Tuesday, 1 December 2015| By Kevin Okech
World leaders are meeting in Paris this week for the COP 21 meeting. There is a lot of optimism in the air for action. I think for a long time, there’s been more talk than action and it is quite a relief when you hear the biggest culprits like Obama and the Chinese premier finally acknowledging their roles in pushing up global temperatures and embracing their responsibilities in bringing a solution to the matter. This is the first time global leaders have actually shown real commitment to climate change matters. Most likely it could be due to the fact that there hasn’t been much improvement since COP 01 in Berlin, 21 years ago. When you see the pope beginning to make humble pleas with nations to act on climate change, things are not looking really good. We still hear cases of the impact of climate change all over the world. Folks in low lying island nations still complain of rising sea levels and a future possibility of their countries being sunk in water. In Africa, the weather patterns have changed affecting our economies. Extreme weather conditions that have no economic benefits continue to persist. As a result, climate change should be a concern to you and not left only to the world leaders to think about. Here’re three reasons why I think we all need to show concern:
For most of us Africans, agriculture supports our economies. We are used to weather patterns that dictates how we plant, what we plant, and when we harvest. When these weather patterns are disrupted by extreme weather conditions, we experience crop failure. For instance, when it rains, it rains heavily (the El Niño type) thereby destroying crops, livestock and other sources of livelihood. Other areas that never used to be prone to drought are now experiencing droughts. This should be enough of a reason to make noise and tell these industrialized nations to reduce their emission levels, and that whatever benefits they got from the industrial boom should be used to reduce extreme poverty in areas feeling the effect of climate change brought about by their actions.
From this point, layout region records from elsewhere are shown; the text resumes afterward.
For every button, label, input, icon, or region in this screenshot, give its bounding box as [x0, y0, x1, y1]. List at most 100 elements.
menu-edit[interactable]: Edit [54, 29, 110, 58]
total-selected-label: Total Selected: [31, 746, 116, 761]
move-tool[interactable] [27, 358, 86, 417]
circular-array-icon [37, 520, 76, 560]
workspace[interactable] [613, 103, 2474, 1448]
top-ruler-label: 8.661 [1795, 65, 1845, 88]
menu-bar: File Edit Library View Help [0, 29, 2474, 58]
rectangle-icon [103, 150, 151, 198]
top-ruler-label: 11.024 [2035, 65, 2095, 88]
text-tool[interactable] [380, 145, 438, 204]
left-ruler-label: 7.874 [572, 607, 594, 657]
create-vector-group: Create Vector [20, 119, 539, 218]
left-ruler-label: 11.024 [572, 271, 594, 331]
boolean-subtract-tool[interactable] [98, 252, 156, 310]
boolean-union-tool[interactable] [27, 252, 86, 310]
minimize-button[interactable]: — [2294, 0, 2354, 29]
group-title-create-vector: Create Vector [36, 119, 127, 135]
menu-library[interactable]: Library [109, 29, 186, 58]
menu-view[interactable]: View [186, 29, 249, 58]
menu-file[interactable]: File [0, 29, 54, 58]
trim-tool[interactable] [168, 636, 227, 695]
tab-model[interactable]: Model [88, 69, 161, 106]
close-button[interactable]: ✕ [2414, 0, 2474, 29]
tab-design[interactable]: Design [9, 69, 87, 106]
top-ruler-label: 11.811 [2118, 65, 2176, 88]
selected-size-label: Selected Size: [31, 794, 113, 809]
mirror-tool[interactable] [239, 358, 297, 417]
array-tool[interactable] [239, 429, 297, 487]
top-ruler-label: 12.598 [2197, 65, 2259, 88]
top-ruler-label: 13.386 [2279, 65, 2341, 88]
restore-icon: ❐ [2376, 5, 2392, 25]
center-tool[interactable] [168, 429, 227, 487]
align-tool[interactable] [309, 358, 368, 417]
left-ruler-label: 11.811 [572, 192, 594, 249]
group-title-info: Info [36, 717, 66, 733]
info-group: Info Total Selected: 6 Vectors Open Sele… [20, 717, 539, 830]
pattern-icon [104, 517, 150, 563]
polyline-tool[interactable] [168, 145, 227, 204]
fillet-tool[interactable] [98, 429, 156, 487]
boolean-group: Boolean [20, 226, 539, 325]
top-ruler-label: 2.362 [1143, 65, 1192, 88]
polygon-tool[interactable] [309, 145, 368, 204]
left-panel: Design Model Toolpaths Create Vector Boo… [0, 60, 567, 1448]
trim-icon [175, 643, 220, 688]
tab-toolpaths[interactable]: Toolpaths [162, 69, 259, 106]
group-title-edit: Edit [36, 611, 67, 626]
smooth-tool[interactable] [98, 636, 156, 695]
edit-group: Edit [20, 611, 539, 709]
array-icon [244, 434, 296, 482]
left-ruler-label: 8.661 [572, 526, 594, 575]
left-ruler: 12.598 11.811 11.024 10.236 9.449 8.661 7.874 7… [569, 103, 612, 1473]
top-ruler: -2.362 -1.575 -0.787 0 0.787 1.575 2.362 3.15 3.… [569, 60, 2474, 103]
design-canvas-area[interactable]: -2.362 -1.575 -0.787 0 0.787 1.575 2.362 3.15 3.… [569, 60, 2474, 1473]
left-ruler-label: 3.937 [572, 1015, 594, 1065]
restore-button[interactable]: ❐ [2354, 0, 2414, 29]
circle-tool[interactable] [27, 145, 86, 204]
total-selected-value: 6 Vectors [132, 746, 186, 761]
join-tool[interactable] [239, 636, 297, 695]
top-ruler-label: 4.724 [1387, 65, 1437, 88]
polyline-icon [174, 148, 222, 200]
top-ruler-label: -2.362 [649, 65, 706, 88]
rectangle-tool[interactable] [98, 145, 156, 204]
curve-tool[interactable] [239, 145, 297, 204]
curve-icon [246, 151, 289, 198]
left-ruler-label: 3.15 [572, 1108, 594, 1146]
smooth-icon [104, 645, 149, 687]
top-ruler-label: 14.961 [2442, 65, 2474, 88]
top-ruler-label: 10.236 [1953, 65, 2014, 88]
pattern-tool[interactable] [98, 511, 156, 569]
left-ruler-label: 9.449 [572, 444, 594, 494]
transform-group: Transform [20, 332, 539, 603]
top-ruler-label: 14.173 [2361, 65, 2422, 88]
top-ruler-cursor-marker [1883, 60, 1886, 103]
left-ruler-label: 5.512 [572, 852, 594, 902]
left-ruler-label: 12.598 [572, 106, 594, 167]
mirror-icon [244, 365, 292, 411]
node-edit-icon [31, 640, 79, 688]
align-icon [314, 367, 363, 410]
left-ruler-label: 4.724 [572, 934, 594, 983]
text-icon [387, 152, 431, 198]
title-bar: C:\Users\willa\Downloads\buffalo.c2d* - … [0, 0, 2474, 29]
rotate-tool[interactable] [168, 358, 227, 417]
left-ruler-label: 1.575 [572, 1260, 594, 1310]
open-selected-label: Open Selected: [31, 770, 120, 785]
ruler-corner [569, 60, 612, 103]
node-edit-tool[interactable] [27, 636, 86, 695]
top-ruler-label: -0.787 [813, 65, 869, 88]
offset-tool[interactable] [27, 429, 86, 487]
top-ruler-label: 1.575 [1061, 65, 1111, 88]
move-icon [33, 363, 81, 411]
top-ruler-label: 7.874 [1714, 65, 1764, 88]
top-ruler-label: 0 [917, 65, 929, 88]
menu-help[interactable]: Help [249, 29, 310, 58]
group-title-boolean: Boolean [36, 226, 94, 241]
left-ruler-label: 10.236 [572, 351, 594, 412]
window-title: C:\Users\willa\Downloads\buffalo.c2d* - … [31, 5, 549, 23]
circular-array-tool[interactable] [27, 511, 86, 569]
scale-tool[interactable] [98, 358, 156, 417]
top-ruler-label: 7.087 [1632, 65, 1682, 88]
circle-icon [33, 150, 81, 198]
The root cause of the climate change problem is the industrial boom in the last century. Industrialized nations made a lot of capital gain from this boom but emitted (and still continue to emit) enough greenhouse gasses to cause the climate to change. For us Africans, we are trying to develop. Our contribution to the global emission levels is very small. If we increase our emission levels in the name of development, it is dangerous to us. If we reduce it, we will still get the effect from the high emissions by developed countries, making it only practical if the big contributors reduce emissions and stop holding our development at ransom.
I like what Bill Gates is doing in Africa. The guy is committed to seeing malaria eliminated. But it is sad to know that with rising temperatures, especially in the tropical highland regions of the world, his dream may not be realized. Mosquitoes survive in certain temperature range. When diseases like malaria continue to thrive in Africa, development and improvement of livelihood will take place at a tortoise pace.
In the long term, all these three concerns simply spell trouble for Africans. I believe there is hope. There are actions we can take to manage or reduce these challenges. For instance, Irrigation is a perfect solution to the unreliability of natural rains but on a large scale it is a huge investment project. Our economies can develop fast with clean energy and I know there is a lot of focus in this direction. Bill Gates and his friends can continue to pump money to support the general public health in African. However, the whole idea is to have wealthy nations reduce their emission levels, remain committed to it, and pay the countries unfairly bearing the consequences of their actions. As we wait for agreements to be reached in this year’s conference in Paris, all eyes focus on these developed nations.